2. Typical MRAM Unit Structure
The structure of a commonly used magnetic film cell MFC is shown in FIG. 1. The MRAM structure is configured on a semiconductor substrate and needs totally 3 metal wiring layers M1, M2, M3 and a transitional metal layer TM. Except a read word line RWL, its ground line GND, write word line WWL and bit line BL are located in different metal wiring layers, respectively. The magnetic film cell MFC is connected to the drain region of a transistor ATR through the transitional metal layer TM, the metal wiring layers M2 and M1 as well as pertinent contact holes. The source region of the transistor ATR is connected with the ground line GND, and the gate of the transistor ATR is also the read word line RWL simultaneously.
The writing of information in the magnetic film cell MFC is completed by the cooperation of the bit line BL and the write word line WWL. When writing operation current pass through the bit line BL and the write word line WWL in a certain sequential relation, the corporate magnetic field of the magnetic fields generated by the both currents will make the magnetization direction of the free layer in the magnetic film cell MFC reverse to a certain direction, and the magnetization direction can be stabled on one desired state of its two stable states after canceling the currents of the bit line BL and the write word line WWL. Thus, the writing and storing of information in the magnetic film cell MFC is implemented.

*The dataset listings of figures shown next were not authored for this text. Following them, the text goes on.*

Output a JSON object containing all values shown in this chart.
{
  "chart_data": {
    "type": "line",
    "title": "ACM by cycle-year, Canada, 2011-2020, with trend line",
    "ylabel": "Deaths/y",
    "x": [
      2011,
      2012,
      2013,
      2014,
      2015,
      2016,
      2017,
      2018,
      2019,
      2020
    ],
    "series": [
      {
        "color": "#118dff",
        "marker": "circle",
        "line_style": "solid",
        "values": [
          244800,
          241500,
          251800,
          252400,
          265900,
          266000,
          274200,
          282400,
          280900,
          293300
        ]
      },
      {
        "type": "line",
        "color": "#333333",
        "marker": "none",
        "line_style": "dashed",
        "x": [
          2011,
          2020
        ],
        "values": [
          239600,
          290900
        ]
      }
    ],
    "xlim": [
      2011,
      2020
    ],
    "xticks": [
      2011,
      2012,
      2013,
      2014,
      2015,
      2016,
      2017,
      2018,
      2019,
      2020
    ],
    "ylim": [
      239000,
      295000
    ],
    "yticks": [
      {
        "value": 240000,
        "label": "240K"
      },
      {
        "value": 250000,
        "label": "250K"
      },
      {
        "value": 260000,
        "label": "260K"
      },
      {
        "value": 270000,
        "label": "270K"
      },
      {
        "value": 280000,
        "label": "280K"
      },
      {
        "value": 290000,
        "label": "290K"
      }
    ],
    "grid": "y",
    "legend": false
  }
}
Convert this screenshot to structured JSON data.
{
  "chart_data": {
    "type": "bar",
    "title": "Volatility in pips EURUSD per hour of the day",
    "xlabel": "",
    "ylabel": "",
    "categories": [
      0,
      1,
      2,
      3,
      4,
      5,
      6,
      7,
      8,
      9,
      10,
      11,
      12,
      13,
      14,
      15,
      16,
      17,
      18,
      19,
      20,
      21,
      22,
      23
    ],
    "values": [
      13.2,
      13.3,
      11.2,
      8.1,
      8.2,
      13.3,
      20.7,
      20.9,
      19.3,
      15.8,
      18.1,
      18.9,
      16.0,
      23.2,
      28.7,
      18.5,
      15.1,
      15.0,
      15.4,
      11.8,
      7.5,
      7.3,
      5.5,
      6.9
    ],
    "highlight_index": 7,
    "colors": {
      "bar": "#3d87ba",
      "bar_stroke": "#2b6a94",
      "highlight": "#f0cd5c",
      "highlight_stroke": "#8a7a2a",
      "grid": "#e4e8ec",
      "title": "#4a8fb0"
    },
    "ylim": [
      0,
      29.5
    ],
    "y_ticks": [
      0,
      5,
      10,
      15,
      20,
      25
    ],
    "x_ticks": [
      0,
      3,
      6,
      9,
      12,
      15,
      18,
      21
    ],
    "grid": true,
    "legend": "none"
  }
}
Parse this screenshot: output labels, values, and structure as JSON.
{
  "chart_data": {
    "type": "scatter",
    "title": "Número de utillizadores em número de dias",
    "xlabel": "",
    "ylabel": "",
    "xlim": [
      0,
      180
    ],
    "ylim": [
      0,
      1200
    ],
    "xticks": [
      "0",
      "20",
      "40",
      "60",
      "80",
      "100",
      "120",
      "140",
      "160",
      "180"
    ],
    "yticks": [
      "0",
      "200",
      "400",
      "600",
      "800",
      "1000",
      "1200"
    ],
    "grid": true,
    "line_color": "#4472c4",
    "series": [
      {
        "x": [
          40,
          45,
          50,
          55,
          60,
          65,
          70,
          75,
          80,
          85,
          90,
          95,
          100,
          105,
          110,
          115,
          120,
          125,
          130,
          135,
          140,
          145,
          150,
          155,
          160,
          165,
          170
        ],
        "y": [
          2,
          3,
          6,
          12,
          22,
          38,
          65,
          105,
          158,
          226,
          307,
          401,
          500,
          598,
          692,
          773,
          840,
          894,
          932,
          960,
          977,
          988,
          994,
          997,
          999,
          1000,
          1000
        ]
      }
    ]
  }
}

The reading of the information in the magnetic film cell MFC is controlled by the read word line RWL. When the reading is enabled, the read word line RWL is controlled onto an appropriate level to make the transistor ATR to turn on. At this time, there exists an electronic closed circuit from the bit BL (metal wiring layer M3) to the ground line GND through the magnetic film cell MFC, the transitional metal layer TM, a contact hole, the metal wiring layer M2, a contact hole, the metal wiring layer M1, a contact hole, the drain region of the transistor ATR and the source region of the transistor ATR. Therefore, when an appropriate current is provided by the bit line BL, the current resistance state of the magnetic film cell MFC can be extracted. Thus, the reading of information in the magnetic film cell MFC is implemented.
As mentioned above, the MRAM with this kind of structure needs up to 3 metal wiring layers and a transitional metal layer to form its electronic connection, which makes the manufacturing process of the MRAM complicated and its cost high. In addition, before manufacturing the magnetic film cell MFC, the processing operations such as deposition, wiring, punching, insulating medium filling and covering up, and etc. have been experienced on the substrate many times, which makes the smoothness of the surface of the manufacturing face of the magnetic film cell MFC relatively poor, so a special surface polishing processing (such as CMP, Chemical-Mechanical Polishing) should be conducted so as to meet special requirement of the magnetic film cell for the smoothness of the substrate surface. This is also an issue increasing processing difficulty and manufacturing cost.